The idea that a real Roman bath - as used by Vespasian's legions, even if not by Caesar's - was still in use in Strand Lane, just a few steps down off the Strand, probably started as an advertising ploy in the 1830s. Before that, from at least 1776 onwards, the establishment was advertised as just a cold bath, sometimes attached to Number 33 Surrey Street, sometimes an address in its own right. But it's a powerfully seductive idea and it isn't surprising that it has lasted as well as it has - helped especially by an early puff from Charles Dickens in David Copperfield, but before that by a prominent place in Vol. II of Charles Knight's London (1842).

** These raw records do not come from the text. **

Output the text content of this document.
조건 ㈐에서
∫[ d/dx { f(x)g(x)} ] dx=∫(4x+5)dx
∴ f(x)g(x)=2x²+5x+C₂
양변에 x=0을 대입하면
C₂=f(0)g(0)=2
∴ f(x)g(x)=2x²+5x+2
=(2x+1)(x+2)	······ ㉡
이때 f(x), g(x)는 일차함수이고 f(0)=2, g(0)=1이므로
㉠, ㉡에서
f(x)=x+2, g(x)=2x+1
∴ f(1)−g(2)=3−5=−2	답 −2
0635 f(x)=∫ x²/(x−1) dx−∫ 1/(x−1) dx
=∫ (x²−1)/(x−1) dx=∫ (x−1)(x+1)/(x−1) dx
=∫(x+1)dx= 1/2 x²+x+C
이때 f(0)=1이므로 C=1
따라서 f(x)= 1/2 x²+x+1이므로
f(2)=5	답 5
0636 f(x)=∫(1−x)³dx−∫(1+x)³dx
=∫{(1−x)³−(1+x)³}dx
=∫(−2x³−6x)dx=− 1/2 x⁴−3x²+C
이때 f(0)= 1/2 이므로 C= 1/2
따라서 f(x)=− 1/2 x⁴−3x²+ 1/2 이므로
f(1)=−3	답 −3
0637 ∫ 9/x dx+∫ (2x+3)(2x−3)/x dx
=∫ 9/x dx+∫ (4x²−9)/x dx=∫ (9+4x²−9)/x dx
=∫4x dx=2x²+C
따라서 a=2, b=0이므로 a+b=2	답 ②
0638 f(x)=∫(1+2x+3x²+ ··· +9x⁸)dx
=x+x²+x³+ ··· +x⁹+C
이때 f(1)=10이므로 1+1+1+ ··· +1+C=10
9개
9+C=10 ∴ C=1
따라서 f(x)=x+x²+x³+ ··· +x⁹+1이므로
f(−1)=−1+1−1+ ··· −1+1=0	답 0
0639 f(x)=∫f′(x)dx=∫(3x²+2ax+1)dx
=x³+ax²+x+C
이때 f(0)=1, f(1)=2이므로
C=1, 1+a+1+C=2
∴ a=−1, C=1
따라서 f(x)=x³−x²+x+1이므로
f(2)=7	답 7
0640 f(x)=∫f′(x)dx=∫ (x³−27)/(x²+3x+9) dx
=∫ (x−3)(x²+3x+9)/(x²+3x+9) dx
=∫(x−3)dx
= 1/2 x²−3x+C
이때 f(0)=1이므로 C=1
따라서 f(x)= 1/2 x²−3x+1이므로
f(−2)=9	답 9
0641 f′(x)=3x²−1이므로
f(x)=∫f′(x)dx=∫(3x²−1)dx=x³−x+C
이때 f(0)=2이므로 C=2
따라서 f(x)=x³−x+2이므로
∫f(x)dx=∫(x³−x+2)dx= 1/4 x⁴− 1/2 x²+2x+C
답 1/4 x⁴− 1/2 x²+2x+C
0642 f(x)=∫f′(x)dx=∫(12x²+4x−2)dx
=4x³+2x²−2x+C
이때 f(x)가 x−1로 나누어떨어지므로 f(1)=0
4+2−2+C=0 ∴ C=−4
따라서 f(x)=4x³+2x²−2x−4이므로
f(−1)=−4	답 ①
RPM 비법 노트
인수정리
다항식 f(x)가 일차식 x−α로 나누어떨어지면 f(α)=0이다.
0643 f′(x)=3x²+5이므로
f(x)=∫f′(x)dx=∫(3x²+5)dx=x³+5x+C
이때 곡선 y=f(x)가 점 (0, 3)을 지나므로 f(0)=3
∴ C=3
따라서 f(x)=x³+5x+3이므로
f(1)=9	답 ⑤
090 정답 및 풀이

Here's how J.W. Archer depicted the bath for Knight, with an engraving from a watercolour he made in 1841:
Here's how it was made to look more authentically 'Roman' in the 1890s:
The notice to the right of the gentleman in the bathing costume still survives, even though the rest of the decoration was stripped away in the 1920s, because by then it didn't seem Roman enough:
And here is how the 1920s 'restorers' - the Rev. William Pennington-Bickford (Rector of St Clement Danes), Edward Foord and Fortunino Matania - dreamed that the bath would look when they had finished with it:
The Bickford-Foord-Matania plan, built on the conviction that the bath belonged to a suburban villa that they were also going to excavate and restore, was crazy and soon foundered for lack of funds. But we need to do something to rescue the bath from its present state of dowdy semi-neglect. Even if it never was Roman, we'll lose something if we don't cherish all the dreams of Rome that have attached themselves to it. And what it really is - the last Central London survivor if the eighteenth- and nineteenth-century fashion for cold bathing - is exciting enough in itself.